To permit marketing of this device for this use, the FDA reviewed data from a single-arm clinical study of 73 patients undergoing opioid physical withdrawal. The study evaluated patients’ clinical opiate withdrawal scale (COWS) score, which is a clinical assessment conducted by a health care professional that measures opioid withdrawal symptoms such as resting pulse rate, sweating, pupil size, gastrointestinal issues, bone and joint aches, tremors, and anxiety. COWS scores range from 0 to more than 36 — the higher the number, the more severe the withdrawal symptoms are to a patient.

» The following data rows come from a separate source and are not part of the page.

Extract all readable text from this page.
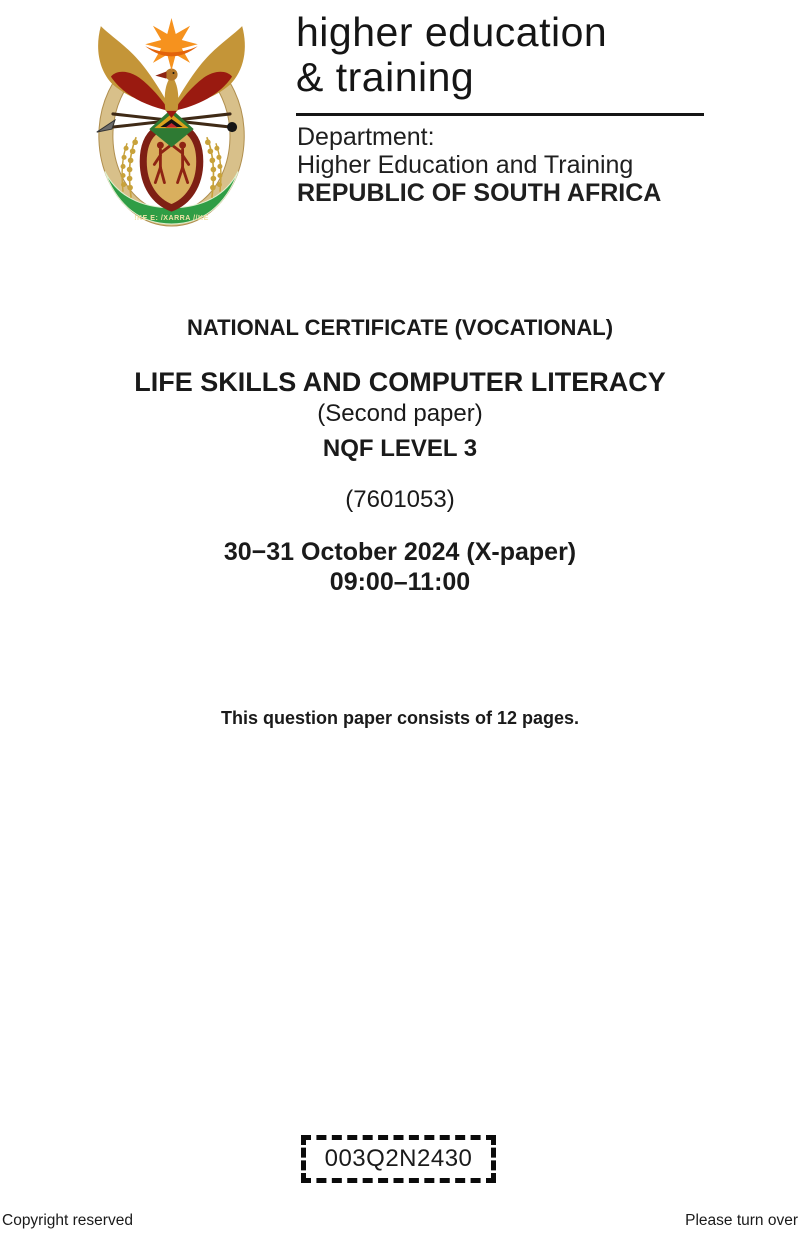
!KE E: /XARRA //KE
higher education
& training
Department:
Higher Education and Training
REPUBLIC OF SOUTH AFRICA
NATIONAL CERTIFICATE (VOCATIONAL)
LIFE SKILLS AND COMPUTER LITERACY
(Second paper)
NQF LEVEL 3
(7601053)
30−31 October 2024 (X-paper)
09:00–11:00
This question paper consists of 12 pages.
003Q2N2430
Copyright reserved	Please turn over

Prior to using the device, the average COWS score for all patients was 20.1. Study results showed that all patients had a reduction in COWS of at least 31% within 30 minutes of using the device. Overall, 64 of the 73 patients (88%) transitioned to medication assisted therapy after five days using the device, along with any medications needed for persistent symptoms, such as nausea and vomiting.
The FDA cleared the EAD (electro auricular device, now called Bridge Neurostimulation System) in 2014 for use in acupuncture. FDA’s granting of the current request for the NSS-2 Bridge expands the use of the device as an aid to reduce the symptoms of opioid withdrawal. It is available only by prescription. The device is contraindicated for patients with hemophilia, patients with cardiac pacemakers, or those diagnosed with psoriasis vulgaris.
The FDA reviewed the NSS-2 Bridge device through the de novo premarket review pathway, a regulatory pathway for some low- to moderate-risk devices that are novel and for which there is no legally marketed predicate device to which the device can claim substantial equivalence.